Quinlan found himself grinning again. It was hard not to grin in their presence. “How long have you lived on your orchard?”
“Oh forever.” Sara nodded her head as if there were no truer statement and Edward smiled softly at her. “We’ve always lived there and nowhere else.”
Edward looked out the window for a moment. “We need to get moving. The Rages are coming.”
“Rages?” Quinlan followed his gaze. The sky was still clear and he had seen no animal life.
“A storm. Big one. We want to be wherever it is we’re going before it hits.”
“How do you know?”
Edward shrugged. “Just do.”
“You could come home with us,” Sara offered and the children hummed softly in their sleep. “To the orchard. You would be safe there.”
Quinlan sighed and closed his eyes. It would be tempting, so very tempting to go with them. But for how long? Could they live there all their life, would they live there all their life? He had meant what he said to Harley Nearwater and the dead deputy, the world was changing, rotting away. It wasn’t chaos yet, but it was only a matter of time and when it came would Noah and Raizor be prepared for it by hiding from the world in an apple orchard? Would any of them?
“We need to go back home I think. We can’t hide and be safe from what is coming.”
Edward nodded as if he understood, and Quinlan wondered if perhaps the strange old man understood far more than he ever would. “Truth there, I think.”
“Do you think we could get back to my truck?”
“Maybe. I think the crazy ones were more interested in Harley than us. We’ll see if we can slip in and get your truck. If you do, we’ll take the business loop around the city
.”
Quinlan thought for a moment. “Still have the slide to deal with up the canyon. We’d have to walk the last 20 miles.”

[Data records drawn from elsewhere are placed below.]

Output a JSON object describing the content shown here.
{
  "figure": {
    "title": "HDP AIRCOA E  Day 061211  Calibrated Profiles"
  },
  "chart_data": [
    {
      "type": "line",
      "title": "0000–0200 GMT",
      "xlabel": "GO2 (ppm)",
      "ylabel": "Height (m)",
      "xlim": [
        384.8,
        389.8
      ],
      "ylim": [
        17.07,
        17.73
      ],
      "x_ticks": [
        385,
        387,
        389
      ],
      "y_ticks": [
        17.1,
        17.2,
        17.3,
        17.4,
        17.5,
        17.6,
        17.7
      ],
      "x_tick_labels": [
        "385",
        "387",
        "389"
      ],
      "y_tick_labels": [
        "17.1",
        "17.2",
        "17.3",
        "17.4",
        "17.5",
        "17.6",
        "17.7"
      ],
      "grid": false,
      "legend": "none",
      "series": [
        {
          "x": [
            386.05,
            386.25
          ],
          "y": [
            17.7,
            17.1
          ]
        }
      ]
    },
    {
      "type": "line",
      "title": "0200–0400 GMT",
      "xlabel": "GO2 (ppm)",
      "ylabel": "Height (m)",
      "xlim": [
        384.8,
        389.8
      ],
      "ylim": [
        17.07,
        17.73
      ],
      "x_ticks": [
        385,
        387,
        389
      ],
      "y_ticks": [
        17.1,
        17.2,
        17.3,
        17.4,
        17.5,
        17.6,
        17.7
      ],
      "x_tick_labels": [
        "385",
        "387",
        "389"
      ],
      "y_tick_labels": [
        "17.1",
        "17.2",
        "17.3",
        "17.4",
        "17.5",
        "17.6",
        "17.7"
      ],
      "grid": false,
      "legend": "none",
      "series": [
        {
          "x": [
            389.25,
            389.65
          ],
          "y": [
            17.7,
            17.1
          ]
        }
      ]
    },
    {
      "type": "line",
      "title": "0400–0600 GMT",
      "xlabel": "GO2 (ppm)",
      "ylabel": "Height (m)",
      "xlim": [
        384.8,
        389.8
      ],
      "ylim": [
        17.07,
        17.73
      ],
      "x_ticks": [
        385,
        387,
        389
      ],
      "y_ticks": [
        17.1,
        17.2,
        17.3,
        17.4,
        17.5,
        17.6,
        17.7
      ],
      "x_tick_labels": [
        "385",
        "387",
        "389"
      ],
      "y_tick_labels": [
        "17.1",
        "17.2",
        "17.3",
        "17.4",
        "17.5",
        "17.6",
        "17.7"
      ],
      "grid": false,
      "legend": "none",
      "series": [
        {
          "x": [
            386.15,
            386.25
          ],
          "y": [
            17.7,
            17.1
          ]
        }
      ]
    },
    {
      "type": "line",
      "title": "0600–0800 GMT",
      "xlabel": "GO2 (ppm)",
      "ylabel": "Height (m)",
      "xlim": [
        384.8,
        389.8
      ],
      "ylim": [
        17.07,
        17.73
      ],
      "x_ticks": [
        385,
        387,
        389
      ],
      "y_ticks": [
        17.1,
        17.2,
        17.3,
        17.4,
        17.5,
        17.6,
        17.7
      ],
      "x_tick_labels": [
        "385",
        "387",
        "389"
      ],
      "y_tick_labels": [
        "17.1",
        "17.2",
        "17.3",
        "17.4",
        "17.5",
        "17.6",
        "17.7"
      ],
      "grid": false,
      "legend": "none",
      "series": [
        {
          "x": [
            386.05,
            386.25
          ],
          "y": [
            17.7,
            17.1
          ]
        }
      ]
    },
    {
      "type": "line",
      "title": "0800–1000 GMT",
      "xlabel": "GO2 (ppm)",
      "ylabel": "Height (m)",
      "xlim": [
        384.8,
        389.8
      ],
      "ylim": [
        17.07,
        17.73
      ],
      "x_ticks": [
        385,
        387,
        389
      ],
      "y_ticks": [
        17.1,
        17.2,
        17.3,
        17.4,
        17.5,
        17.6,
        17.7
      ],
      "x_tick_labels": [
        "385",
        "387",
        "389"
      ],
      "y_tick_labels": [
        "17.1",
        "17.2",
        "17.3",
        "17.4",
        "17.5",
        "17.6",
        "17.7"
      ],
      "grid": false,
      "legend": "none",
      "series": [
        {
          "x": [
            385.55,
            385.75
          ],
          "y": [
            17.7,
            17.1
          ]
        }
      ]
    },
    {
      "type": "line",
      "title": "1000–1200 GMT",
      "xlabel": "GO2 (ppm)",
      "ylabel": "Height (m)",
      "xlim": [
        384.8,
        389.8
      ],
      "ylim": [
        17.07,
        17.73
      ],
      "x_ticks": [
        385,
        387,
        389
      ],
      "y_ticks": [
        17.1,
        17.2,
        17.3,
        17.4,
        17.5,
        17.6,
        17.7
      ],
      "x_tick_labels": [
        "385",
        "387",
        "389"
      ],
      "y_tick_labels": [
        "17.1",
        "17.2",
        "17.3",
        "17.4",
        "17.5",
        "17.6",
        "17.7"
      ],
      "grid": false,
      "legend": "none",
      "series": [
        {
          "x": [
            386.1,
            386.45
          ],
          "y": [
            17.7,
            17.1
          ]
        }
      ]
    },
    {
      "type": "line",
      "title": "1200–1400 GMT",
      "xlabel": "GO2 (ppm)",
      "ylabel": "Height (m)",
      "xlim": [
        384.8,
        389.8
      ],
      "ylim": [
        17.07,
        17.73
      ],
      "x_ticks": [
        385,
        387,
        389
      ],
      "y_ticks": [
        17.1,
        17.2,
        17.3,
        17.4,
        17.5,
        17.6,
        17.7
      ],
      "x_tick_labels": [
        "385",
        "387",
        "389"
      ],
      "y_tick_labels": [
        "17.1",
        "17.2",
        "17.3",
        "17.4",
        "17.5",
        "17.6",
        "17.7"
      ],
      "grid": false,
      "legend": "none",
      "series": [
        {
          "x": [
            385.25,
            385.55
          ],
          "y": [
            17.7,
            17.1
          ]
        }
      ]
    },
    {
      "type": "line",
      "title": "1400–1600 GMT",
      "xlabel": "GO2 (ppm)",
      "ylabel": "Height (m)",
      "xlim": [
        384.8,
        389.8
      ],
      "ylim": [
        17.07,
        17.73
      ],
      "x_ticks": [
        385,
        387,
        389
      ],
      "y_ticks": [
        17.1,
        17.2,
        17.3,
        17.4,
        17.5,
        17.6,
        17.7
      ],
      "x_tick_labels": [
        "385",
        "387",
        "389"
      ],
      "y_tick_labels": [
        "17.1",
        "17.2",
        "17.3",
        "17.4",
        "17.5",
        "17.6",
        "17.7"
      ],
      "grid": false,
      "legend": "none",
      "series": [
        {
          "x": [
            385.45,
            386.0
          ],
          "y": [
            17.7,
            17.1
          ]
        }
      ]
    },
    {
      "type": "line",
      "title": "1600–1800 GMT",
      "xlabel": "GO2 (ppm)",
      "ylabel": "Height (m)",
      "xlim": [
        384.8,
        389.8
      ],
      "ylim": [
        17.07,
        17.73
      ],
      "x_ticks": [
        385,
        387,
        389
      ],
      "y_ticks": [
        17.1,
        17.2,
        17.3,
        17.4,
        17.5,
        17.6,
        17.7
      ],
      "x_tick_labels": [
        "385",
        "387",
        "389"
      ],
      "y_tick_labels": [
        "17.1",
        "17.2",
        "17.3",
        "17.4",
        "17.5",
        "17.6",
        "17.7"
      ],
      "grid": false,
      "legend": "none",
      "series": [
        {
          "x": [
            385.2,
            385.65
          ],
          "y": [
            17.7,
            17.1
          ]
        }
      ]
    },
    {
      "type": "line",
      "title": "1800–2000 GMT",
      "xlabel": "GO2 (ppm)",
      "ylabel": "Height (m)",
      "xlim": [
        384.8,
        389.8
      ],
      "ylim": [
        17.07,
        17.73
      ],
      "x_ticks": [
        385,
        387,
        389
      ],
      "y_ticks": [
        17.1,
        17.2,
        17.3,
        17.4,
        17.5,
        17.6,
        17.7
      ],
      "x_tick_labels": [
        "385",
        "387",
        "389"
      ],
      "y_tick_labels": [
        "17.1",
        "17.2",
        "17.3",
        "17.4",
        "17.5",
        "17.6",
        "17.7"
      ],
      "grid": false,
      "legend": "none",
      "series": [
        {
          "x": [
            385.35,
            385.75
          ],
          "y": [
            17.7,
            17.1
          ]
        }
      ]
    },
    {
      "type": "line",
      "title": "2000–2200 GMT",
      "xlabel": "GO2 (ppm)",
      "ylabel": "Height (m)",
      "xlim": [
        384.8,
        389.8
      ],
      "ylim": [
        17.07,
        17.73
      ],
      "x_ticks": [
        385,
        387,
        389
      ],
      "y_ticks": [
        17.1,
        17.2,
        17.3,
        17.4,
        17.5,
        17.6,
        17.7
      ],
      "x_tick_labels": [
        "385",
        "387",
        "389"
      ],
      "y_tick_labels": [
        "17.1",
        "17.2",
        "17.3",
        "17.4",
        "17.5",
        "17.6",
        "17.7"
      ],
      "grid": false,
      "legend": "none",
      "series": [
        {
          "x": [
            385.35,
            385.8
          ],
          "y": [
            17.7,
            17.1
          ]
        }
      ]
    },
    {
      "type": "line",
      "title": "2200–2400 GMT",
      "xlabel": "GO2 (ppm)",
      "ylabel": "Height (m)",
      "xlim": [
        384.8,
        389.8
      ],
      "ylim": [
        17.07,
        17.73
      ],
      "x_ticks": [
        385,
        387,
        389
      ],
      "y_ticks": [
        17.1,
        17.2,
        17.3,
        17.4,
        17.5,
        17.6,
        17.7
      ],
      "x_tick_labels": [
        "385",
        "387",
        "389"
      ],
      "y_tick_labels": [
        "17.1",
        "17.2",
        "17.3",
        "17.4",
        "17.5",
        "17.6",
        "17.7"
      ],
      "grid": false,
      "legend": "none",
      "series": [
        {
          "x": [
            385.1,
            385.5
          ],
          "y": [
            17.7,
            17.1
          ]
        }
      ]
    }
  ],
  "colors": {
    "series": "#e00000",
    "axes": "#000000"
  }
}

Edward pursed his lips. “That wouldn’t do.”
“Fairview Canyon Ed. They could go over Fairview. It’s still open.”
Quinlan gave a puzzled look, and Edward nodded. “She’s right. People go to the Hub over Fairview all the time. You get to it in Huntington, south of here. It will get you to the Hub south of your home, but you’ll be at the Hub.”
“Sounds good.”
Sara stirred the children, and Edward put the car in gear. “Let’s go get your truck.”
Chapter Thirteen
The Apple
Harley parked on the second floor of the Raptor Country Condominiums parking garage. Built when the city was scheduled to become part of the Utah Hub, they had never been occupied. Now that the city was a corpse the chances of the luxury they offered ever being enjoyed looked slim. Unless you were a zombie.
Harley had watched a cottonwood tree come to life and scatter the zombies like seeds caught in a breeze. He had used the confusion of the magical, impossible events to make good his own escape, ducking into the parking garage. From there, he spotted another large group of Wrynd racing blindly down the street. It was starting to look like the only way out of the city was going to be through the Wrynd horde. But before he chanced that he wanted to see what had become of Quinlan and his children and the old couple who had saved them.